Matteo Salvini : un (autre) populiste à la conquête de l'Italie
Rémi Velez | 12 février 2015
Matteo Salvini : un populiste comme les autres
Par Rémi Velez
Après la crise des subprimes et à la différence d’une grande partie de l’Europe, l’Italie semblait épargnée par la montée de l’extrême-droite, elle ne déroge désormais plus à la règle. Depuis que Matteo Salvini a pris la tête de la Ligue du Nord en décembre 2013, l’ancien parti sécessionniste a décuplé ses perspectives électorales et est redevenu aussi populaire qu’il l’était au cours des années 1990. Il avait accompagné à l’époque le succès de Silvio Berlusconi. Le quadragénaire est aujourd’hui la seconde personnalité politique préférée des Italiens et les sondages classent le parti europhobe et xénophobe au même niveau que Forza Italia de Berlusconi (13 à 14%).
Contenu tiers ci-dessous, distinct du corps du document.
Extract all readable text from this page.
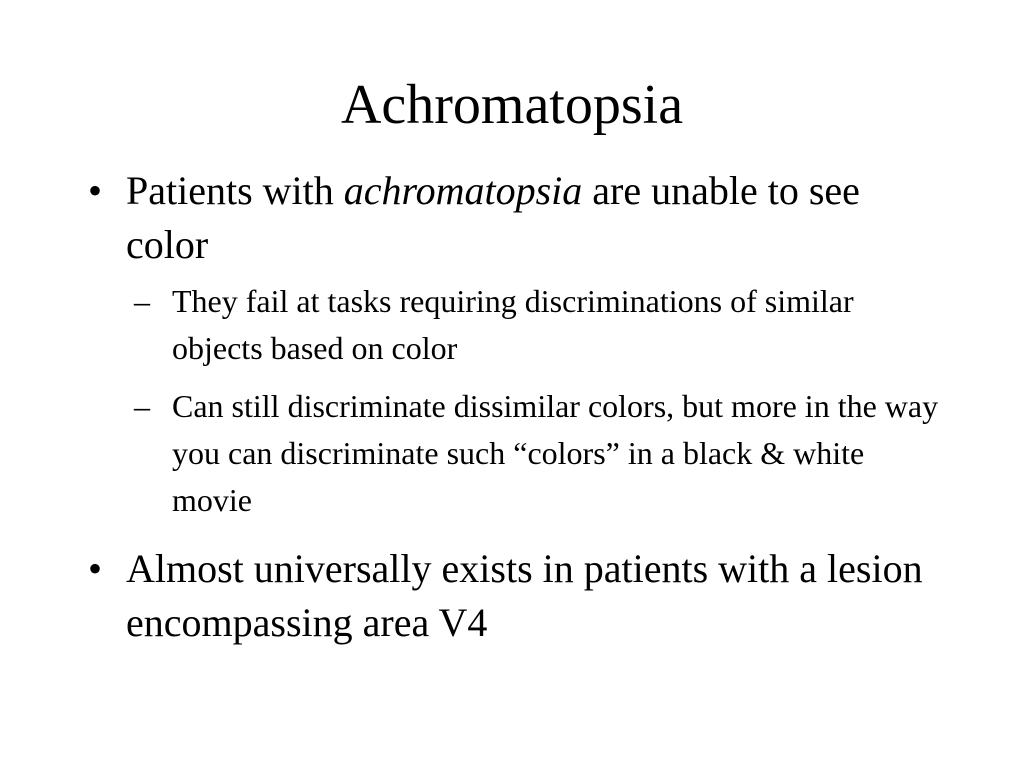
Achromatopsia
• Patients with achromatopsia are unable to see color
– They fail at tasks requiring discriminations of similar objects based on color
– Can still discriminate dissimilar colors, but more in the way you can discriminate such “colors” in a black & white movie
• Almost universally exists in patients with a lesion encompassing area V4
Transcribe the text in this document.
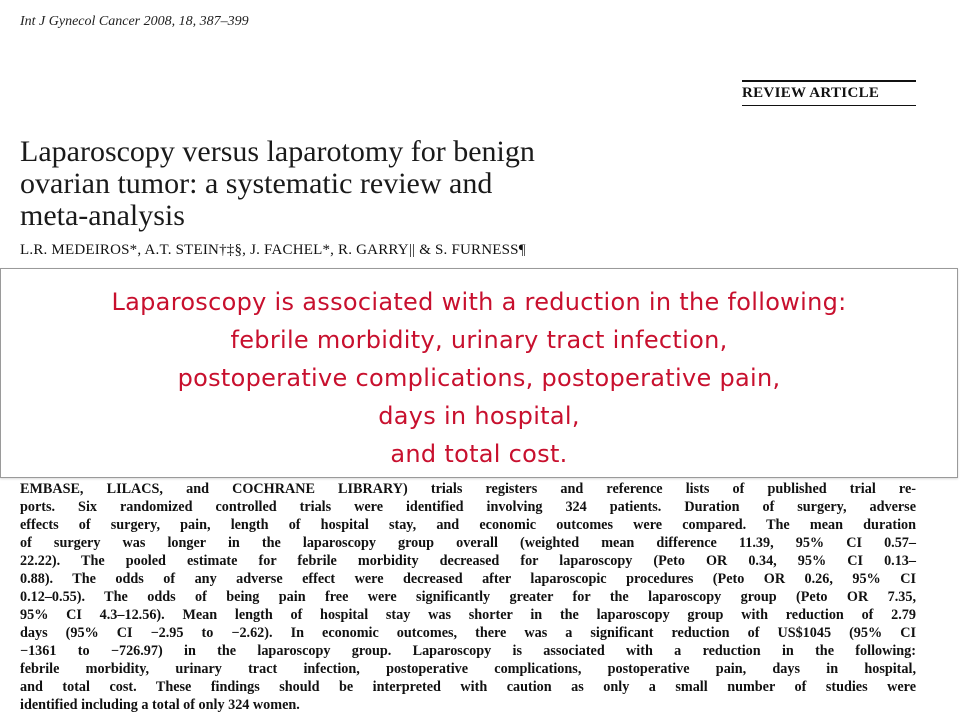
Int J Gynecol Cancer 2008, 18, 387–399
REVIEW ARTICLE
Laparoscopy versus laparotomy for benign
ovarian tumor: a systematic review and
meta-analysis
L.R. MEDEIROS*, A.T. STEIN†‡§, J. FACHEL*, R. GARRY|| & S. FURNESS¶
EMBASE, LILACS, and COCHRANE LIBRARY) trials registers and reference lists of published trial re-
ports. Six randomized controlled trials were identified involving 324 patients. Duration of surgery, adverse
effects of surgery, pain, length of hospital stay, and economic outcomes were compared. The mean duration
of surgery was longer in the laparoscopy group overall (weighted mean difference 11.39, 95% CI 0.57–
22.22). The pooled estimate for febrile morbidity decreased for laparoscopy (Peto OR 0.34, 95% CI 0.13–
0.88). The odds of any adverse effect were decreased after laparoscopic procedures (Peto OR 0.26, 95% CI
0.12–0.55). The odds of being pain free were significantly greater for the laparoscopy group (Peto OR 7.35,
95% CI 4.3–12.56). Mean length of hospital stay was shorter in the laparoscopy group with reduction of 2.79
days (95% CI −2.95 to −2.62). In economic outcomes, there was a significant reduction of US$1045 (95% CI
−1361 to −726.97) in the laparoscopy group. Laparoscopy is associated with a reduction in the following:
febrile morbidity, urinary tract infection, postoperative complications, postoperative pain, days in hospital,
and total cost. These findings should be interpreted with caution as only a small number of studies were
identified including a total of only 324 women.
Laparoscopy is associated with a reduction in the following:
febrile morbidity, urinary tract infection,
postoperative complications, postoperative pain,
days in hospital,
and total cost.
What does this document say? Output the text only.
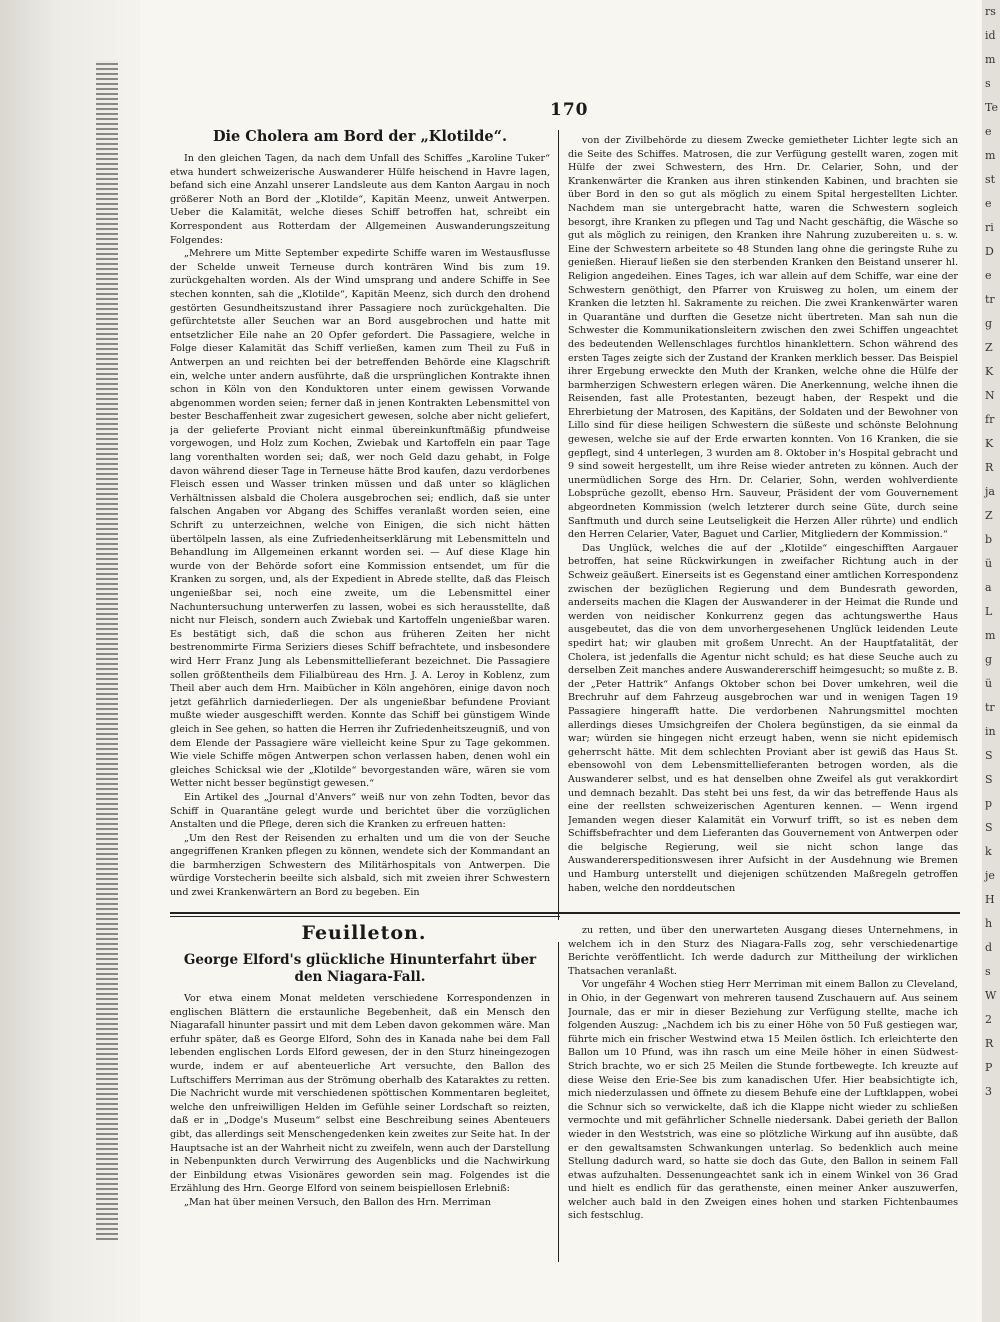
rs
id
m
s
Te
e
m
st
e
ri
D
e
tr
g
Z
K
N
fr
K
R
ja
Z
b
ü
a
L
m
g
ü
tr
in
S
S
p
S
k
je
H
h
d
s
W
2
R
P
3
170
Die Cholera am Bord der „Klotilde“.

In den gleichen Tagen, da nach dem Unfall des Schiffes „Karoline Tuker“ etwa hundert schweizerische Auswanderer Hülfe heischend in Havre lagen, befand sich eine Anzahl unserer Landsleute aus dem Kanton Aargau in noch größerer Noth an Bord der „Klotilde“, Kapitän Meenz, unweit Antwerpen. Ueber die Kalamität, welche dieses Schiff betroffen hat, schreibt ein Korrespondent aus Rotterdam der Allgemeinen Auswanderungszeitung Folgendes:

„Mehrere um Mitte September expedirte Schiffe waren im Westausflusse der Schelde unweit Terneuse durch konträren Wind bis zum 19. zurückgehalten worden. Als der Wind umsprang und andere Schiffe in See stechen konnten, sah die „Klotilde“, Kapitän Meenz, sich durch den drohend gestörten Gesundheitszustand ihrer Passagiere noch zurückgehalten. Die gefürchtetste aller Seuchen war an Bord ausgebrochen und hatte mit entsetzlicher Eile nahe an 20 Opfer gefordert. Die Passagiere, welche in Folge dieser Kalamität das Schiff verließen, kamen zum Theil zu Fuß in Antwerpen an und reichten bei der betreffenden Behörde eine Klagschrift ein, welche unter andern ausführte, daß die ursprünglichen Kontrakte ihnen schon in Köln von den Konduktoren unter einem gewissen Vorwande abgenommen worden seien; ferner daß in jenen Kontrakten Lebensmittel von bester Beschaffenheit zwar zugesichert gewesen, solche aber nicht geliefert, ja der gelieferte Proviant nicht einmal übereinkunftmäßig pfundweise vorgewogen, und Holz zum Kochen, Zwiebak und Kartoffeln ein paar Tage lang vorenthalten worden sei; daß, wer noch Geld dazu gehabt, in Folge davon während dieser Tage in Terneuse hätte Brod kaufen, dazu verdorbenes Fleisch essen und Wasser trinken müssen und daß unter so kläglichen Verhältnissen alsbald die Cholera ausgebrochen sei; endlich, daß sie unter falschen Angaben vor Abgang des Schiffes veranlaßt worden seien, eine Schrift zu unterzeichnen, welche von Einigen, die sich nicht hätten übertölpeln lassen, als eine Zufriedenheitserklärung mit Lebensmitteln und Behandlung im Allgemeinen erkannt worden sei. — Auf diese Klage hin wurde von der Behörde sofort eine Kommission entsendet, um für die Kranken zu sorgen, und, als der Expedient in Abrede stellte, daß das Fleisch ungenießbar sei, noch eine zweite, um die Lebensmittel einer Nachuntersuchung unterwerfen zu lassen, wobei es sich herausstellte, daß nicht nur Fleisch, sondern auch Zwiebak und Kartoffeln ungenießbar waren. Es bestätigt sich, daß die schon aus früheren Zeiten her nicht bestrenommirte Firma Seriziers dieses Schiff befrachtete, und insbesondere wird Herr Franz Jung als Lebensmittellieferant bezeichnet. Die Passagiere sollen größtentheils dem Filialbüreau des Hrn. J. A. Leroy in Koblenz, zum Theil aber auch dem Hrn. Maibücher in Köln angehören, einige davon noch jetzt gefährlich darniederliegen. Der als ungenießbar befundene Proviant mußte wieder ausgeschifft werden. Konnte das Schiff bei günstigem Winde gleich in See gehen, so hatten die Herren ihr Zufriedenheitszeugniß, und von dem Elende der Passagiere wäre vielleicht keine Spur zu Tage gekommen. Wie viele Schiffe mögen Antwerpen schon verlassen haben, denen wohl ein gleiches Schicksal wie der „Klotilde“ bevorgestanden wäre, wären sie vom Wetter nicht besser begünstigt gewesen.“

Ein Artikel des „Journal d'Anvers“ weiß nur von zehn Todten, bevor das Schiff in Quarantäne gelegt wurde und berichtet über die vorzüglichen Anstalten und die Pflege, deren sich die Kranken zu erfreuen hatten:

„Um den Rest der Reisenden zu erhalten und um die von der Seuche angegriffenen Kranken pflegen zu können, wendete sich der Kommandant an die barmherzigen Schwestern des Militärhospitals von Antwerpen. Die würdige Vorstecherin beeilte sich alsbald, sich mit zweien ihrer Schwestern und zwei Krankenwärtern an Bord zu begeben. Ein

von der Zivilbehörde zu diesem Zwecke gemietheter Lichter legte sich an die Seite des Schiffes. Matrosen, die zur Verfügung gestellt waren, zogen mit Hülfe der zwei Schwestern, des Hrn. Dr. Celarier, Sohn, und der Krankenwärter die Kranken aus ihren stinkenden Kabinen, und brachten sie über Bord in den so gut als möglich zu einem Spital hergestellten Lichter. Nachdem man sie untergebracht hatte, waren die Schwestern sogleich besorgt, ihre Kranken zu pflegen und Tag und Nacht geschäftig, die Wäsche so gut als möglich zu reinigen, den Kranken ihre Nahrung zuzubereiten u. s. w. Eine der Schwestern arbeitete so 48 Stunden lang ohne die geringste Ruhe zu genießen. Hierauf ließen sie den sterbenden Kranken den Beistand unserer hl. Religion angedeihen. Eines Tages, ich war allein auf dem Schiffe, war eine der Schwestern genöthigt, den Pfarrer von Kruisweg zu holen, um einem der Kranken die letzten hl. Sakramente zu reichen. Die zwei Krankenwärter waren in Quarantäne und durften die Gesetze nicht übertreten. Man sah nun die Schwester die Kommunikationsleitern zwischen den zwei Schiffen ungeachtet des bedeutenden Wellenschlages furchtlos hinanklettern. Schon während des ersten Tages zeigte sich der Zustand der Kranken merklich besser. Das Beispiel ihrer Ergebung erweckte den Muth der Kranken, welche ohne die Hülfe der barmherzigen Schwestern erlegen wären. Die Anerkennung, welche ihnen die Reisenden, fast alle Protestanten, bezeugt haben, der Respekt und die Ehrerbietung der Matrosen, des Kapitäns, der Soldaten und der Bewohner von Lillo sind für diese heiligen Schwestern die süßeste und schönste Belohnung gewesen, welche sie auf der Erde erwarten konnten. Von 16 Kranken, die sie gepflegt, sind 4 unterlegen, 3 wurden am 8. Oktober in's Hospital gebracht und 9 sind soweit hergestellt, um ihre Reise wieder antreten zu können. Auch der unermüdlichen Sorge des Hrn. Dr. Celarier, Sohn, werden wohlverdiente Lobsprüche gezollt, ebenso Hrn. Sauveur, Präsident der vom Gouvernement abgeordneten Kommission (welch letzterer durch seine Güte, durch seine Sanftmuth und durch seine Leutseligkeit die Herzen Aller rührte) und endlich den Herren Celarier, Vater, Baguet und Carlier, Mitgliedern der Kommission.“

Das Unglück, welches die auf der „Klotilde“ eingeschifften Aargauer betroffen, hat seine Rückwirkungen in zweifacher Richtung auch in der Schweiz geäußert. Einerseits ist es Gegenstand einer amtlichen Korrespondenz zwischen der bezüglichen Regierung und dem Bundesrath geworden, anderseits machen die Klagen der Auswanderer in der Heimat die Runde und werden von neidischer Konkurrenz gegen das achtungswerthe Haus ausgebeutet, das die von dem unvorhergesehenen Unglück leidenden Leute spedirt hat; wir glauben mit großem Unrecht. An der Hauptfatalität, der Cholera, ist jedenfalls die Agentur nicht schuld; es hat diese Seuche auch zu derselben Zeit manches andere Auswandererschiff heimgesucht; so mußte z. B. der „Peter Hattrik“ Anfangs Oktober schon bei Dover umkehren, weil die Brechruhr auf dem Fahrzeug ausgebrochen war und in wenigen Tagen 19 Passagiere hingerafft hatte. Die verdorbenen Nahrungsmittel mochten allerdings dieses Umsichgreifen der Cholera begünstigen, da sie einmal da war; würden sie hingegen nicht erzeugt haben, wenn sie nicht epidemisch geherrscht hätte. Mit dem schlechten Proviant aber ist gewiß das Haus St. ebensowohl von dem Lebensmittellieferanten betrogen worden, als die Auswanderer selbst, und es hat denselben ohne Zweifel als gut verakkordirt und demnach bezahlt. Das steht bei uns fest, da wir das betreffende Haus als eine der reellsten schweizerischen Agenturen kennen. — Wenn irgend Jemanden wegen dieser Kalamität ein Vorwurf trifft, so ist es neben dem Schiffsbefrachter und dem Lieferanten das Gouvernement von Antwerpen oder die belgische Regierung, weil sie nicht schon lange das Auswandererspeditionswesen ihrer Aufsicht in der Ausdehnung wie Bremen und Hamburg unterstellt und diejenigen schützenden Maßregeln getroffen haben, welche den norddeutschen

Feuilleton.
George Elford's glückliche Hinunterfahrt über den Niagara-Fall.

Vor etwa einem Monat meldeten verschiedene Korrespondenzen in englischen Blättern die erstaunliche Begebenheit, daß ein Mensch den Niagarafall hinunter passirt und mit dem Leben davon gekommen wäre. Man erfuhr später, daß es George Elford, Sohn des in Kanada nahe bei dem Fall lebenden englischen Lords Elford gewesen, der in den Sturz hineingezogen wurde, indem er auf abenteuerliche Art versuchte, den Ballon des Luftschiffers Merriman aus der Strömung oberhalb des Kataraktes zu retten. Die Nachricht wurde mit verschiedenen spöttischen Kommentaren begleitet, welche den unfreiwilligen Helden im Gefühle seiner Lordschaft so reizten, daß er in „Dodge's Museum“ selbst eine Beschreibung seines Abenteuers gibt, das allerdings seit Menschengedenken kein zweites zur Seite hat. In der Hauptsache ist an der Wahrheit nicht zu zweifeln, wenn auch der Darstellung in Nebenpunkten durch Verwirrung des Augenblicks und die Nachwirkung der Einbildung etwas Visionäres geworden sein mag. Folgendes ist die Erzählung des Hrn. George Elford von seinem beispiellosen Erlebniß:

„Man hat über meinen Versuch, den Ballon des Hrn. Merriman

zu retten, und über den unerwarteten Ausgang dieses Unternehmens, in welchem ich in den Sturz des Niagara-Falls zog, sehr verschiedenartige Berichte veröffentlicht. Ich werde dadurch zur Mittheilung der wirklichen Thatsachen veranlaßt.

Vor ungefähr 4 Wochen stieg Herr Merriman mit einem Ballon zu Cleveland, in Ohio, in der Gegenwart von mehreren tausend Zuschauern auf. Aus seinem Journale, das er mir in dieser Beziehung zur Verfügung stellte, mache ich folgenden Auszug: „Nachdem ich bis zu einer Höhe von 50 Fuß gestiegen war, führte mich ein frischer Westwind etwa 15 Meilen östlich. Ich erleichterte den Ballon um 10 Pfund, was ihn rasch um eine Meile höher in einen Südwest-Strich brachte, wo er sich 25 Meilen die Stunde fortbewegte. Ich kreuzte auf diese Weise den Erie-See bis zum kanadischen Ufer. Hier beabsichtigte ich, mich niederzulassen und öffnete zu diesem Behufe eine der Luftklappen, wobei die Schnur sich so verwickelte, daß ich die Klappe nicht wieder zu schließen vermochte und mit gefährlicher Schnelle niedersank. Dabei gerieth der Ballon wieder in den Weststrich, was eine so plötzliche Wirkung auf ihn ausübte, daß er den gewaltsamsten Schwankungen unterlag. So bedenklich auch meine Stellung dadurch ward, so hatte sie doch das Gute, den Ballon in seinem Fall etwas aufzuhalten. Dessenungeachtet sank ich in einem Winkel von 36 Grad und hielt es endlich für das gerathenste, einen meiner Anker auszuwerfen, welcher auch bald in den Zweigen eines hohen und starken Fichtenbaumes sich festschlug.
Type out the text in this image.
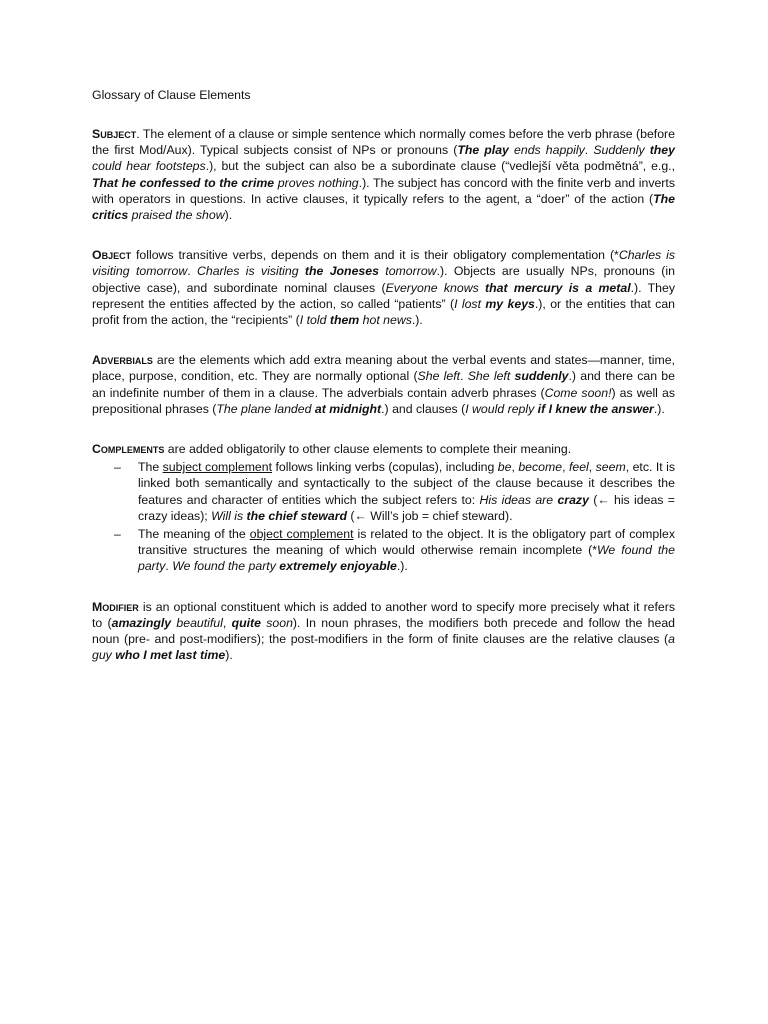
Glossary of Clause Elements

Subject. The element of a clause or simple sentence which normally comes before the verb phrase (before the first Mod/Aux). Typical subjects consist of NPs or pronouns (The play ends happily. Suddenly they could hear footsteps.), but the subject can also be a subordinate clause (“vedlejší věta podmětná”, e.g., That he confessed to the crime proves nothing.). The subject has concord with the finite verb and inverts with operators in questions. In active clauses, it typically refers to the agent, a “doer” of the action (The critics praised the show).

Object follows transitive verbs, depends on them and it is their obligatory complementation (*Charles is visiting tomorrow. Charles is visiting the Joneses tomorrow.). Objects are usually NPs, pronouns (in objective case), and subordinate nominal clauses (Everyone knows that mercury is a metal.). They represent the entities affected by the action, so called “patients” (I lost my keys.), or the entities that can profit from the action, the “recipients” (I told them hot news.).

Adverbials are the elements which add extra meaning about the verbal events and states—manner, time, place, purpose, condition, etc. They are normally optional (She left. She left suddenly.) and there can be an indefinite number of them in a clause. The adverbials contain adverb phrases (Come soon!) as well as prepositional phrases (The plane landed at midnight.) and clauses (I would reply if I knew the answer.).

Complements are added obligatorily to other clause elements to complete their meaning.
– The subject complement follows linking verbs (copulas), including be, become, feel, seem, etc. It is linked both semantically and syntactically to the subject of the clause because it describes the features and character of entities which the subject refers to: His ideas are crazy (← his ideas = crazy ideas); Will is the chief steward (← Will’s job = chief steward).
– The meaning of the object complement is related to the object. It is the obligatory part of complex transitive structures the meaning of which would otherwise remain incomplete (*We found the party. We found the party extremely enjoyable.).

Modifier is an optional constituent which is added to another word to specify more precisely what it refers to (amazingly beautiful, quite soon). In noun phrases, the modifiers both precede and follow the head noun (pre- and post-modifiers); the post-modifiers in the form of finite clauses are the relative clauses (a guy who I met last time).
Un renouveau idéologique qui copie Marine Le Pen
Avant Matteo Salvini, le parti d’Umberto Bossi, crée en 1989, périclitait et récoltait seulement 3% d’intentions de vote. Il s’est effondré en deux temps. D’abords en 2011 avec le départ de Berlusconi, son ancien allié, puis en 2013 à cause du scandale de corruption entourant la famille Bossi. Lorsque Matteo Salvini a été nommé secrétaire général, un élan semblable à celui imposé par Matteo Renzi au Parti Démocrate a réveillé la Lega Nord. L ’« autre Matteo » a imposé au vieux parti autonomiste et ultralibéral un renouvellement idéologique copié sur le nouveau programme du Front National de Marine Le Pen. L’argumentaire régionaliste, en faveur d’une indépendance des provinces italiennes du Nord ou du moins de leur indépendance fiscale, a été mis de côté au profit d’un discours plus large s’opposant à l’Union Européenne, et en particulier à l’euro, à l’Islam, aux politiques d’austérité instaurées par l’ancien gouvernement de Mario Monti et aux technocrates de l’administration italienne. Vêtu de simples T-shirt, souvent décorés des slogans du parti, le jeune milanais est parti très tôt faire campagne à Rome et au Sud de l’Italie pour récupérer les électeurs déçus par le centre-droit et le Mouvement 5 Étoiles de Beppe Grillo. Autrefois accusés d’être au mieux des assistés, au pire complices de la mafia, les électeurs du Mezzogiorno sont aujourd’hui très courtisés par la Ligue du Nord. Leur nouveau chef s’y déplace régulièrement pour faire son mea culpa à propos de ses anciennes déclarations contre les Italiens du Sud.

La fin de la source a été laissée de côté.